The judge also noted that the ID requirements the Social Media Safety Act would impose could deter adult speech, since “it is likely that many adults who otherwise would be interested in becoming account holders on regulated social media platforms will be deterred—and their speech chilled—as a result of the age verification requirements, which…will likely require them to upload official government documents and submit to biometric scans.”
Texas Law Would Let the Government ‘Peer Into the Most Intimate and Personal Aspects of People’s Lives’
A judge in Texas was similarly skeptical about the constitutionality of a Texas law related to age verification and adult content. The case was brought by the adult industry association the Free Speech Coalition (FSC).

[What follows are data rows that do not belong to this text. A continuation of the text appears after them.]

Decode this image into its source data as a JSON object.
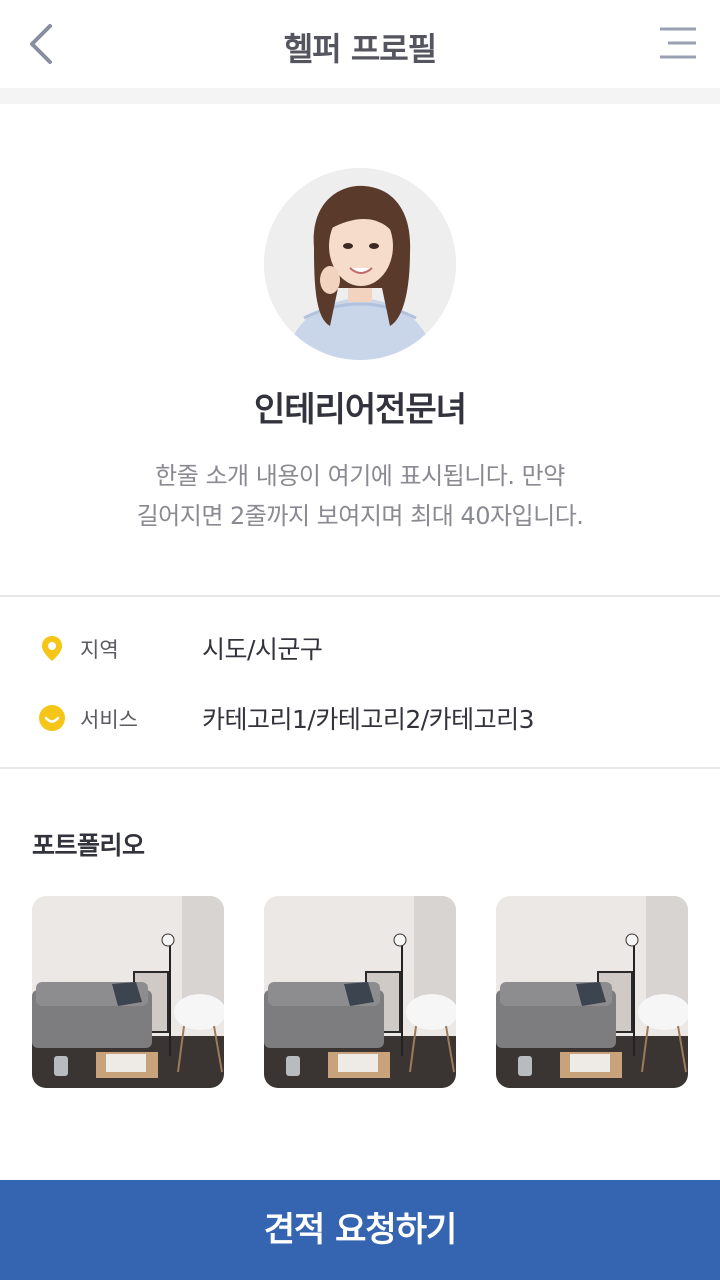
{
  "header": {
    "title": "헬퍼 프로필"
  },
  "profile": {
    "name": "인테리어전문녀",
    "intro_line1": "한줄 소개 내용이 여기에 표시됩니다. 만약",
    "intro_line2": "길어지면 2줄까지 보여지며 최대 40자입니다."
  },
  "info": {
    "region_label": "지역",
    "region_value": "시도/시군구",
    "service_label": "서비스",
    "service_value": "카테고리1/카테고리2/카테고리3"
  },
  "portfolio": {
    "title": "포트폴리오",
    "items": [
      "photo-1",
      "photo-2",
      "photo-3"
    ]
  },
  "cta": {
    "label": "견적 요청하기"
  },
  "colors": {
    "accent": "#3565b0",
    "icon_yellow": "#f5c518"
  }
}
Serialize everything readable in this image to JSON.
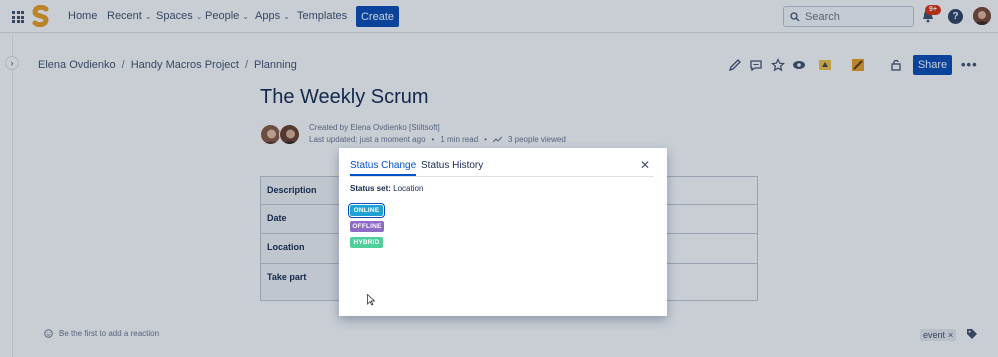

In a Thursday order, Judge David A. Ezra blocked the state from enforcing the law as the FSC’s case moves forward.
“We’re pleased that the Court agreed with our view that HB 1181’s true purpose is not to protect young people, but to prevent Texans from enjoying First Amendment protected expression,” said FSC Executive Director Alison Boden. “The state’s defense of the law was not based in science or technology, but ideology and politics.”
Under H.B. 1181, platforms offering adult content would be forced to ID all visitors and to display warnings about the health dangers of viewing pornography. The law was set to take effect September 1.
“Even if the Court were to adopt narrow constructions of the statute, it would overburden protected speech of both sexual websites and their visitors,” wrote Ezra in yesterday’s order. “Courts have routinely struck down restrictions on sexual content as improperly tailored when they impermissibly restrict adult’s access to sexual materials in the name of protecting minors.”
Ezra called out Texas for not attempting less invasive means to shield young people from viewing porn and pointed out how thoroughly the law invades adult privacy.
If permitted to take effect, the law would allow “the government to peer into the most intimate and personal aspects of people’s lives,” wrote Ezra. “It runs the risk that the state can monitor when an adult views sexually explicit materials and what kinds of websites they visit.”
Mike Stabile, the FSC’s director of public affairs, called the order “a barnburner” in which the “court ruled with FSC on every major argument.” Stabile also pointed out that Ezra is not a liberal judge but a Reagan appointee.